Read more: A second referendum is now "inevitable", says Sturgeon
But perversely, the SNP leadership have come out of the Scottish referendum as the biggest winners. SNP took all but two Scottish seats in the 2015 general election. Moreover, in an attempt to appease SNP sentiment, Westminster has devolved the new powers on the Scottish Parliament. The SNP leadership is enjoying power in Scotland they never dreamed of. Why put this at risk by forcing a second referendum they could not win?
The problem which the SNP has whipped up for themselves is that most of the SNP’s 100,000 new members comprise the new Corbynista-type, anti-English radicals. They think “one more heave” will rid them of the English, but Salmond and Sturgeon have wiser heads on their shoulders. SNP “threats” of another referendum are not real threats, but attempts to placate the anti-English rage in their own party.
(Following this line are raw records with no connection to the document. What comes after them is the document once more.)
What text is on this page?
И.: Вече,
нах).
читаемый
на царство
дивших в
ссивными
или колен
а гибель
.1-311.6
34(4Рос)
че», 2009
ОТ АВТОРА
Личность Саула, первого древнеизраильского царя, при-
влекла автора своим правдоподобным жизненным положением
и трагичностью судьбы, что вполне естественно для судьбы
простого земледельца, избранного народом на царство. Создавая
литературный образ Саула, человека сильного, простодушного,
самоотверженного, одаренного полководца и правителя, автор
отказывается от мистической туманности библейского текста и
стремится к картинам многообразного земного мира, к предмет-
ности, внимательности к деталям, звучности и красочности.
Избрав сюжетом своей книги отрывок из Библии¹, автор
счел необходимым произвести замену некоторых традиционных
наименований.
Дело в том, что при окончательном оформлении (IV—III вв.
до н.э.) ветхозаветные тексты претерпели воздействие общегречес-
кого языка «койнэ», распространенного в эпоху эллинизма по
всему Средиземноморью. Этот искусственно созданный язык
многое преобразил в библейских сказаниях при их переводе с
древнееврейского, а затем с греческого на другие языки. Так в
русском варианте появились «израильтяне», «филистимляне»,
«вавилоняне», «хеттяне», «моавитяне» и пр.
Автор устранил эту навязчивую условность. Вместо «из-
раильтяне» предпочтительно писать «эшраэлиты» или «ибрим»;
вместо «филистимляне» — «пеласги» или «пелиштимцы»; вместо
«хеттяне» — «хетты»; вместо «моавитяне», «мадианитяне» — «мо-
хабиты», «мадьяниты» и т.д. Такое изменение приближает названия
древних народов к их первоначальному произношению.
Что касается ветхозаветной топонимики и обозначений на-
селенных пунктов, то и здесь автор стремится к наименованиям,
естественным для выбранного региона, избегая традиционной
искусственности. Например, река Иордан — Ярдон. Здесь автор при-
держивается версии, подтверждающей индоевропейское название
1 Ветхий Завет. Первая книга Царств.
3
Finally, just consider this. In the run-up to the 2014 Scottish vote, the EU Commission President made it clear that Scotland could not simply walk out of the UK and join the EU as a member state. It would be even more difficult for them to join the EU if the UK as whole voted to leave it.
So if the SNP is stupid enough to force a second Scottish independence referendum on the back of Brexit, as a Scottish businessman close to the 2014 Better Together campaign recently told me, it would make an SNP independence referendum victory all the more impossible. And privately they know that.